Você sente que há duas respostas para esse trabalho: as pessoas que te apoiaram nesse universo e outras que aparecem toda hora dizendo “ah, mas você não vai tocar mais violão, não vai mais tocar folk”? Como você lida com isso?
Há muito! E entendo muito, porque alguns artistas meus – meus! [risos] –, meus ídolos já mudaram radicalmente e eu não curti e acontece. E não culpo, não acho que a pessoa tem que (curtir). Até porque não sou eu, é o meu trabalho, por isso que não gosto muito de me botar nessa situação de ídolo ou de musa, porque na realidade é o meu trabalho. E enquanto trabalho, se podem gostar ou achar ruim, não é comigo diretamente, é com o que estou fazendo, com a obra. Então por outro lado, sinto que se eu tivesse deletado tudo que eu fiz dos streamings, seria uma coisa, mas está tudo lá, sabe? Não acho que seria genuíno da minha parte ficar tentando fazer vários “Monomanias”, apesar de achar que seria mais lucrativo, tipo até hoje o que é mais ouvido (na minha discografia) é o “Monomania”, é o que atinge a maior quantidade de pessoas, era a época em que eu enchia mesmo o Circo Voador e ficava gente de fora, mas não seria genuíno, seria eu tentar mimetizar uma coisa que foi muito verdade pra mim naquela época, mas que não é mais hoje.
Como você vê então esse processo de voltar para algumas faixas que você fez no EP “Eu Me Lembro”. Como foi esse processo de selecionar elas, de reencontrá-las, digamos assim?
Nossa, foi muito gostoso.
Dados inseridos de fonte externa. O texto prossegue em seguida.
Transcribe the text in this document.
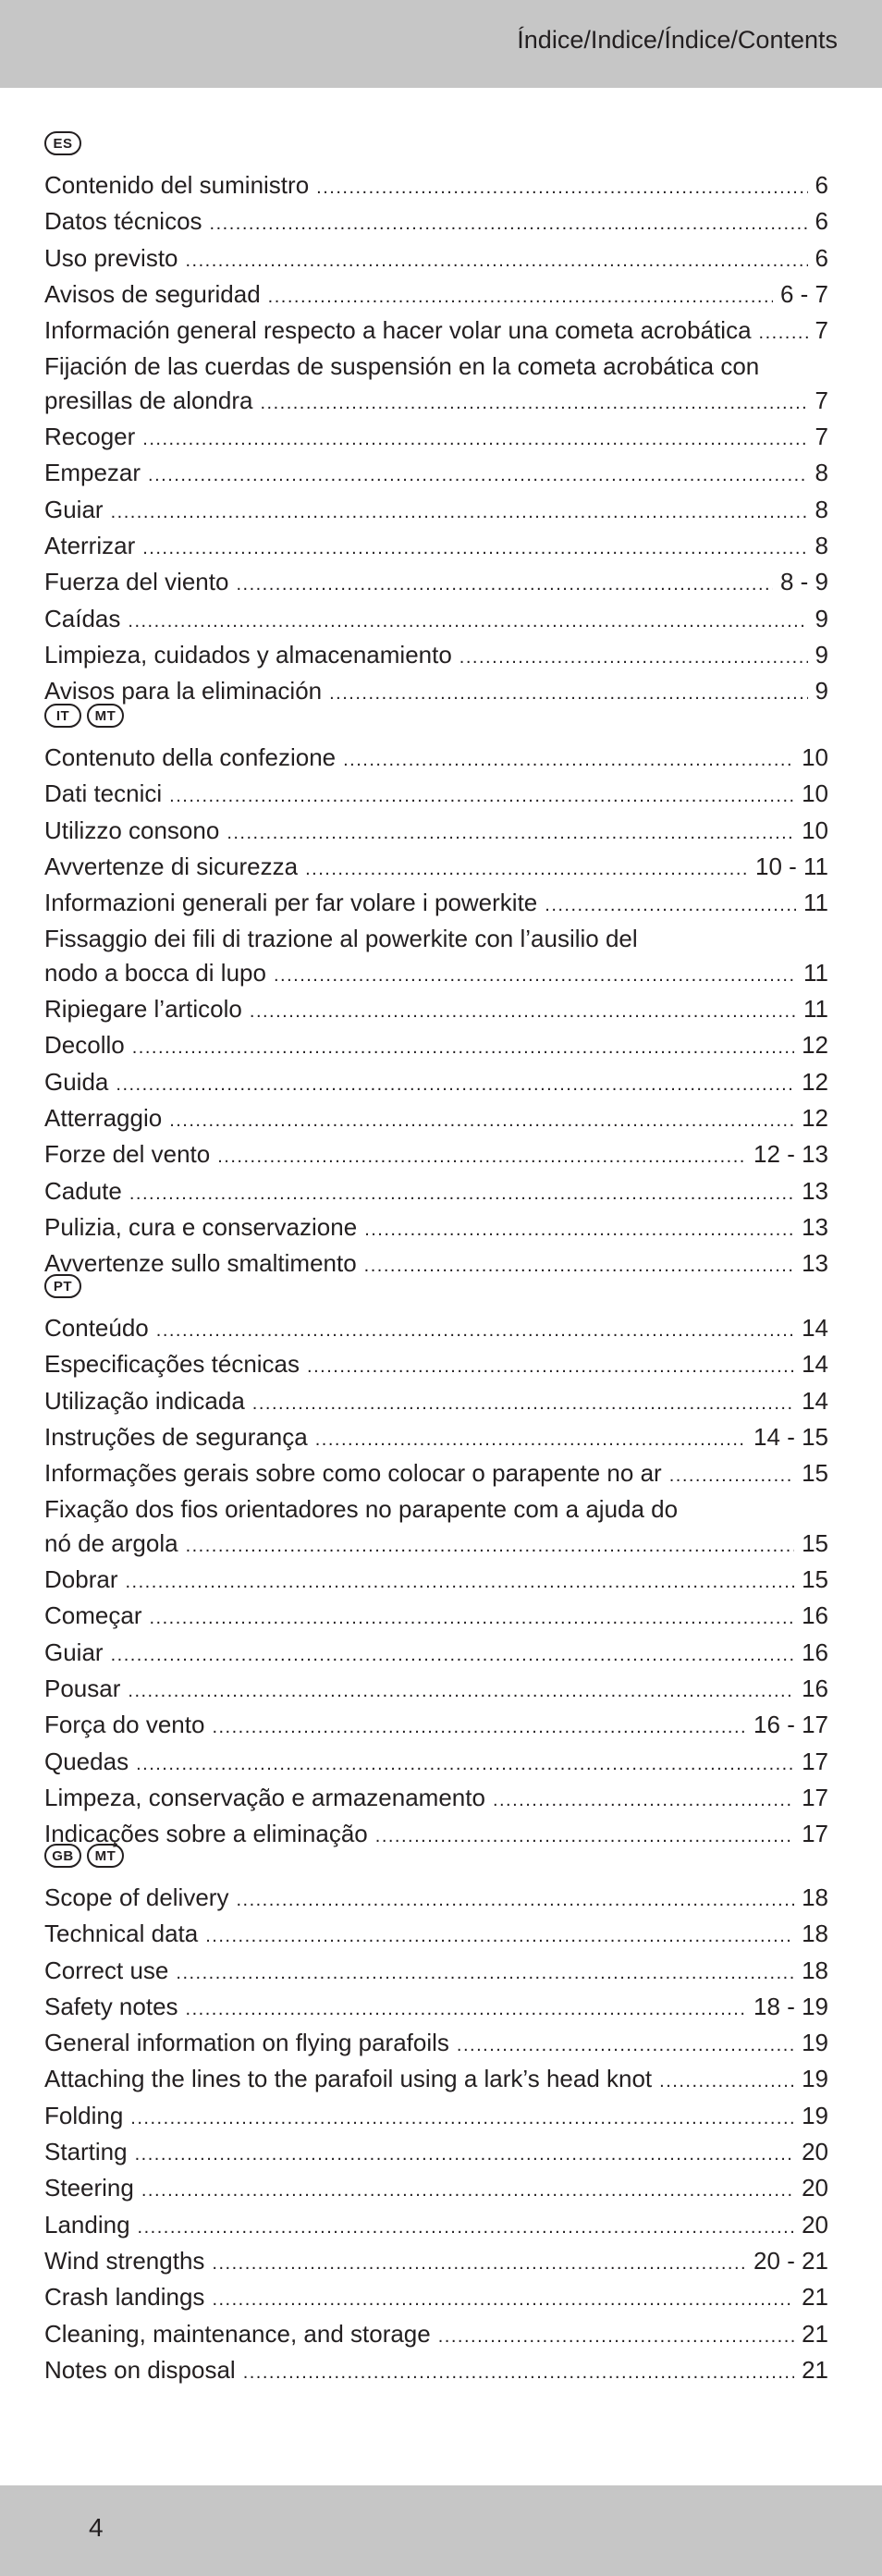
Índice/Indice/Índice/Contents
ES
Contenido del suministro .....	6
Datos técnicos .....	6
Uso previsto .....	6
Avisos de seguridad .....	6 - 7
Información general respecto a hacer volar una cometa acrobática .....	7
Fijación de las cuerdas de suspensión en la cometa acrobática con
presillas de alondra .....	7
Recoger .....	7
Empezar .....	8
Guiar .....	8
Aterrizar .....	8
Fuerza del viento .....	8 - 9
Caídas .....	9
Limpieza, cuidados y almacenamiento .....	9
Avisos para la eliminación .....	9
IT	MT
Contenuto della confezione .....	10
Dati tecnici .....	10
Utilizzo consono .....	10
Avvertenze di sicurezza .....	10 - 11
Informazioni generali per far volare i powerkite .....	11
Fissaggio dei fili di trazione al powerkite con l’ausilio del
nodo a bocca di lupo .....	11
Ripiegare l’articolo .....	11
Decollo .....	12
Guida .....	12
Atterraggio .....	12
Forze del vento .....	12 - 13
Cadute .....	13
Pulizia, cura e conservazione .....	13
Avvertenze sullo smaltimento .....	13
PT
Conteúdo .....	14
Especificações técnicas .....	14
Utilização indicada .....	14
Instruções de segurança .....	14 - 15
Informações gerais sobre como colocar o parapente no ar .....	15
Fixação dos fios orientadores no parapente com a ajuda do
nó de argola .....	15
Dobrar .....	15
Começar .....	16
Guiar .....	16
Pousar .....	16
Força do vento .....	16 - 17
Quedas .....	17
Limpeza, conservação e armazenamento .....	17
Indicações sobre a eliminação .....	17
GB	MT
Scope of delivery .....	18
Technical data .....	18
Correct use .....	18
Safety notes .....	18 - 19
General information on flying parafoils .....	19
Attaching the lines to the parafoil using a lark’s head knot .....	19
Folding .....	19
Starting .....	20
Steering .....	20
Landing .....	20
Wind strengths .....	20 - 21
Crash landings .....	21
Cleaning, maintenance, and storage .....	21
Notes on disposal .....	21
4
Foi feito na verdade para o show: eu queria muito fazer um show que englobasse o “Monomania”, pois não tenho a menor vergonha, eu amo o “Monomania”, gosto muito do disco. Queria muito que o show tivesse o disco, mas não queria que o show tivesse um momento a parte, tipo “agora parou o ‘Tem Conserto’, vou pegar um violãozinho e vamos lá”, porque acho que isso não é interessante para o espetáculo, fica fragmentado, fica como se fosse um show de esquetes, e não era o que eu queria. Então peguei o que acho que permanece, que é o DNA das letras, porque acho que hoje em dia as letras são menos engraçadas, talvez, ou menos exageradas, mas acho que tem um DNA, um eu-lírico ali que continua. De todo modo, pegar essas letras e trazer para uma sonoridade que faço hoje em dia, sem perder a alma delas, foi muito trabalhoso, a gente teve muito medo. Eu e o Lucas tentamos várias músicas, teve algumas que a gente não conseguiu, talvez um dia a gente consiga. “Macaé”, por exemplo, eu não consegui fazer uma versão que eu achasse esse meio do caminho de ela não perder a alma que ela tem, mas ela ainda fazer sentido com o que gosto hoje, com o que escuto hoje. Várias músicas a gente conseguiu e as pessoas começaram a pedir, “como é que eu escuto essa versão dessa música?”, e eu pensei “vamos fazer”. É esquisito, não lembro de alguém que fez isso, de pegar as músicas antigas e regravar completamente diferente, mas foi muito legal.
E nessa nova fase você também tem uma grande preocupação com os visuais, tanto que você tem lançado vários clipes, um deles é o clipe de “Só + 6”, que é ao lado do pessoal do Teatro da Pomba Gira, aqui de São Paulo. Como foi a sua ligação com eles?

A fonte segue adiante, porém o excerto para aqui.